Hi! I’ve been trying to read three ordered symbols from an image using fastai, but I can’t figure it out.
The best I’ve managed to do is to create one model for each of the three positions, such that model 1 reads the symbol at position 1, model 2 reads the symbol at position 2 and so on. Then I’ll just run all three and combine the result. This works, but I would like to do it using just one model.
After a lot of searching I’ve stumbled upon one-hot encoding, but I’ve yet to find some examples for fastaiv2. It seems like I can’t use an numpy array or a list(the one-hot encoded label) with eg. ImageDataLoaders.from_name_func as I get the “unhashable type” error.

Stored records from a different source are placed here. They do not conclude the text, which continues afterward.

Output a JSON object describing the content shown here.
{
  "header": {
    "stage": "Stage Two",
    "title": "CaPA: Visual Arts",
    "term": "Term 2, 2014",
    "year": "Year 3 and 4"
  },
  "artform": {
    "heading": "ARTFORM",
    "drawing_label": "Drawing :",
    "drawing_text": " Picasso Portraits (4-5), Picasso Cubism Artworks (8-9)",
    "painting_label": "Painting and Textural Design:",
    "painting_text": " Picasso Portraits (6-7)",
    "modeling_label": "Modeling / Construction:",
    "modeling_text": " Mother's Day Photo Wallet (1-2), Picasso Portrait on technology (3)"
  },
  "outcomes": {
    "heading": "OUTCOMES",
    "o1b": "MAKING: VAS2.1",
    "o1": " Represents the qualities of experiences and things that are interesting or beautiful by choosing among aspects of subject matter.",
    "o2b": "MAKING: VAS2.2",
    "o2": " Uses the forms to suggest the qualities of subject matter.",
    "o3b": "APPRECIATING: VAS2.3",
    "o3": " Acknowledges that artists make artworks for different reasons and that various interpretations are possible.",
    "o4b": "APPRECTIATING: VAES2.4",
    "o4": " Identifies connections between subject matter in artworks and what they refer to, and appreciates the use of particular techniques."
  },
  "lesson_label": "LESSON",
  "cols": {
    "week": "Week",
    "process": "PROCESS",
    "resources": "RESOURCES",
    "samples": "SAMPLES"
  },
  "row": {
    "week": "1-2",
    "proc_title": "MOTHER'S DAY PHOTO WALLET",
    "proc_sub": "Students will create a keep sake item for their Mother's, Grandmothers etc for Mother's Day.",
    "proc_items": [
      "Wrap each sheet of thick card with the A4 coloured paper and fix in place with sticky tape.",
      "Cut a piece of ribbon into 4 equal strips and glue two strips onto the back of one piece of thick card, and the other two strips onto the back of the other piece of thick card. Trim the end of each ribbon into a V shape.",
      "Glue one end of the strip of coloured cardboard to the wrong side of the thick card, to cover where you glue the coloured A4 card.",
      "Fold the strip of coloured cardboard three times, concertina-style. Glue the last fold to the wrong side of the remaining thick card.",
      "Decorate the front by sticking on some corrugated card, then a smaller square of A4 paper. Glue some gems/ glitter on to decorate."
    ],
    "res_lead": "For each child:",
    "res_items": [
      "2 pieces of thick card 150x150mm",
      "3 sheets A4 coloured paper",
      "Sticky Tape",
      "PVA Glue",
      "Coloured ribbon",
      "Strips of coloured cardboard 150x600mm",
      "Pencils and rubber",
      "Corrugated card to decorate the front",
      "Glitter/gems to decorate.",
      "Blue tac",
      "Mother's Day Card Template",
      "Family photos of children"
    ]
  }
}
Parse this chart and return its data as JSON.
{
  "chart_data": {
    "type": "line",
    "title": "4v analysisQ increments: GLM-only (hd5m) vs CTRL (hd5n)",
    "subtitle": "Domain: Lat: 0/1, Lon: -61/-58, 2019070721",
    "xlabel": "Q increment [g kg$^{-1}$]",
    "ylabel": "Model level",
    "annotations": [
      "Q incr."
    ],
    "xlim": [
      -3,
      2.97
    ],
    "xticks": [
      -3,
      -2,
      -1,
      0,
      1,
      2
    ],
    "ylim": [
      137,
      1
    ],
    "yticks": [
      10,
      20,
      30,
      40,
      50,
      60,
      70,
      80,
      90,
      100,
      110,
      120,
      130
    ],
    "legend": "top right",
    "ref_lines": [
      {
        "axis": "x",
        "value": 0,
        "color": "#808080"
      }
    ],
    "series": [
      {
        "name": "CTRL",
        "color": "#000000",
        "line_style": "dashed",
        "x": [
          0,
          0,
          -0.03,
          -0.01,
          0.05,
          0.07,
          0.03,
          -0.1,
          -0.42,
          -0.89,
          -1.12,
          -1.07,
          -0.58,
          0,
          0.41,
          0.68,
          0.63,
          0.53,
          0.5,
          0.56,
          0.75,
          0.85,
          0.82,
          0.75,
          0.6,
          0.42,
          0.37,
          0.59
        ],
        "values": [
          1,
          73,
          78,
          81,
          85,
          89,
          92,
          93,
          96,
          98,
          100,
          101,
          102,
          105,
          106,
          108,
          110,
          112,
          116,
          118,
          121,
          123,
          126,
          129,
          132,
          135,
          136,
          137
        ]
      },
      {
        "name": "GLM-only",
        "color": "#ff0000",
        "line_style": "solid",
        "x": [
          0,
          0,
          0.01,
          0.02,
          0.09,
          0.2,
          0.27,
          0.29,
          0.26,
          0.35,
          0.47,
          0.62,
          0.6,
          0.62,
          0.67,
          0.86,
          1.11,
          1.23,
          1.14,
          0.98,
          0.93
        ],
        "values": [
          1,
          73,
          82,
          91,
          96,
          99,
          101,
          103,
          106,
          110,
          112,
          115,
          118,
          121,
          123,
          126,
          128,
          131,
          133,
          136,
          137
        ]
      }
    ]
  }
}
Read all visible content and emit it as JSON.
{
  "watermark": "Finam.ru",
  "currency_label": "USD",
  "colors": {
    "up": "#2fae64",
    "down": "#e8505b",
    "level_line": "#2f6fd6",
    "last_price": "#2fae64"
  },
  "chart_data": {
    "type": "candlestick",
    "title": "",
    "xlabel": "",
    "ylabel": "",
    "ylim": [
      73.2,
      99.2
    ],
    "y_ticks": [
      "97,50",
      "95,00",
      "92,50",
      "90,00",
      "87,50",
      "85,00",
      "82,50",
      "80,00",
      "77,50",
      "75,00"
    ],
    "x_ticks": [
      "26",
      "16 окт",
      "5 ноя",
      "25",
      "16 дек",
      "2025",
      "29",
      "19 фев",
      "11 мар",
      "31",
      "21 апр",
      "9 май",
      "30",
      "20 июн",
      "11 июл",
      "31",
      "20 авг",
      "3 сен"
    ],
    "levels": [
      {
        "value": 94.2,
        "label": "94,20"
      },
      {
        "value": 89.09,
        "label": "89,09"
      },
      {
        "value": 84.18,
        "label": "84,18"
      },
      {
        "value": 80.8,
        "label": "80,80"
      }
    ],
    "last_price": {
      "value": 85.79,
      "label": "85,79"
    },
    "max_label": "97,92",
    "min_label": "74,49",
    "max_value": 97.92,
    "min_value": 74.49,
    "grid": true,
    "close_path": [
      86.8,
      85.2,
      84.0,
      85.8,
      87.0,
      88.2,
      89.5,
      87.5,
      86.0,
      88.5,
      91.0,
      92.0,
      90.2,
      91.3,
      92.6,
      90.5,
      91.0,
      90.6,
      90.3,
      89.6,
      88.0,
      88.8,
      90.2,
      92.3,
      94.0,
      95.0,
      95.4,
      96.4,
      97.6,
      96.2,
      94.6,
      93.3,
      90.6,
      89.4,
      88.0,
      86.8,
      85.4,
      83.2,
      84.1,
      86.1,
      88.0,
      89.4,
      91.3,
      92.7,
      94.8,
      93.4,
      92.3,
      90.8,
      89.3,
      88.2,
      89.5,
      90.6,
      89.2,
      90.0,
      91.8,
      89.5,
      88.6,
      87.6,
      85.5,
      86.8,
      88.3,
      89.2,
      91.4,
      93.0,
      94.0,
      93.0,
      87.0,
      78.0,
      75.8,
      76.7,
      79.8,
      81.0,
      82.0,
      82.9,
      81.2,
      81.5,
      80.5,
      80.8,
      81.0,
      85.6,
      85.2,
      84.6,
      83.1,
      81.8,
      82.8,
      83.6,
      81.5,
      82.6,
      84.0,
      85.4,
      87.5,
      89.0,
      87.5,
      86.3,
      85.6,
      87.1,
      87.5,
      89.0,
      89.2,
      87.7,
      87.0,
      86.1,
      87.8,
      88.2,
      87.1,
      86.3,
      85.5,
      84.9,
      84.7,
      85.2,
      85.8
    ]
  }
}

I’ve learned that the normal multi-label classification uses one-hot encoding, but as some symbols are rare in some positions I sometimes hit the “Labels ‘position1:half-star’ were not included in the training dataset” error. Any way to define what the one-hot encoding should look like, and also make it always use the three most likely signs?
Here are some examples of data using emojis, representing symbols:
The order matters, and there might be duplicates.
Can anyone show me an example or point me in the right direction for how to use one-hot encoded labels? And maybe some pointers on how to calculate the loss?
I would really appreciate if someone could help as I’ve spent quite a few days without getting any closer to a solution.